すり鉢なしで即完成!家にある物でごまをする簡単裏技&代用品決定版
レシピに「すりごま」とあるのに、キッチンを開けたら「いりごま」しかない。しかも棚の奥を探してもすり鉢が見当たらない――そんな経験はないでしょうか。ごまはすり潰すことで厚い外皮が破れ、内部に凝縮された豊かな香りと栄養素が一気に解き放たれます。和え物やタレ作りに欠かせない風味の決め手だからこそ、すり鉢がないからと諦めて粒のまま使うのは惜しい選択です。

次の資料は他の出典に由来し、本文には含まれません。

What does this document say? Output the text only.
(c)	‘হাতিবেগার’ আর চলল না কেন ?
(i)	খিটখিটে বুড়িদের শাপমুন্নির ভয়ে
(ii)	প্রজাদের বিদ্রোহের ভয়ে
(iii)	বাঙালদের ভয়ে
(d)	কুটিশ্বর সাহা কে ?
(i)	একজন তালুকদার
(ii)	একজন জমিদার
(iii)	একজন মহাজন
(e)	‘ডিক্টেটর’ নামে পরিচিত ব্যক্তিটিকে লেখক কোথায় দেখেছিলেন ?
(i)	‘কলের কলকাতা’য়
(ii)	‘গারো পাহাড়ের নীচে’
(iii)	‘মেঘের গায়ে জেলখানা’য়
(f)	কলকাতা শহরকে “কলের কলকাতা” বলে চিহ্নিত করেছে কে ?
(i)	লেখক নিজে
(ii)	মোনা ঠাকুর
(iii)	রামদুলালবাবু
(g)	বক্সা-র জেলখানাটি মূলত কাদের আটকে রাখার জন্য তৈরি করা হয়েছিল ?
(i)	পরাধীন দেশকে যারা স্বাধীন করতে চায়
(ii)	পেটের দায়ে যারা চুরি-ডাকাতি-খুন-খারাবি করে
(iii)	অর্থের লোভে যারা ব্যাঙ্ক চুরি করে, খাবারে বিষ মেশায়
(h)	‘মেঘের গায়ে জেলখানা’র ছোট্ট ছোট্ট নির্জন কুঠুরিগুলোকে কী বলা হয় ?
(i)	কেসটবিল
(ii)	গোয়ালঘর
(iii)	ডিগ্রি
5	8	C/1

専用のすり鉢やすりこぎ棒をわざわざ買い揃えなくても、どこの家庭にもある日用品を活用するだけで、驚くほど手軽に香ばしいすりごまが作れます。今回は、飛び散りを防ぎつつ後片付けも最小限に抑える代用テクニックと、すりたての風味を最大限に引き出す実践的なコツを分かりやすく解説します。
📌 【この記事の重要ポイントまとめ】
- 要点1:ポリ袋やジップロック、ビンの底、包丁など、身近な道具を使うだけですり鉢なしでも短時間ですりごまが作れる
- 要点2:袋類を活用することで粒が飛び散らず洗い物もほぼゼロになり、調理の時短と衛生面を両立できる
- 要点3:いりごまを事前に軽く乾煎りするひと手間で、市販のすりごまでは味わえない芳醇な香りが引き立つ
【すり鉢代用の決定版】ポリ袋・ジップロックと麺棒でごまを潰す方法
すり鉢の代用として最も確実で失敗がないのが、厚手の保存袋を使った方法です。ジッパー付き保存袋(ジップロックなど)や少し厚手のポリ袋にいりごまを入れ、平らな調理台の上に広げます。袋の空気をしっかり抜いてから口を閉じ、上から木製の麺棒(めん棒)を押し当てるように前後に転がすだけで、パチパチと心地よい音を立てながらごまが細かく砕けていきます。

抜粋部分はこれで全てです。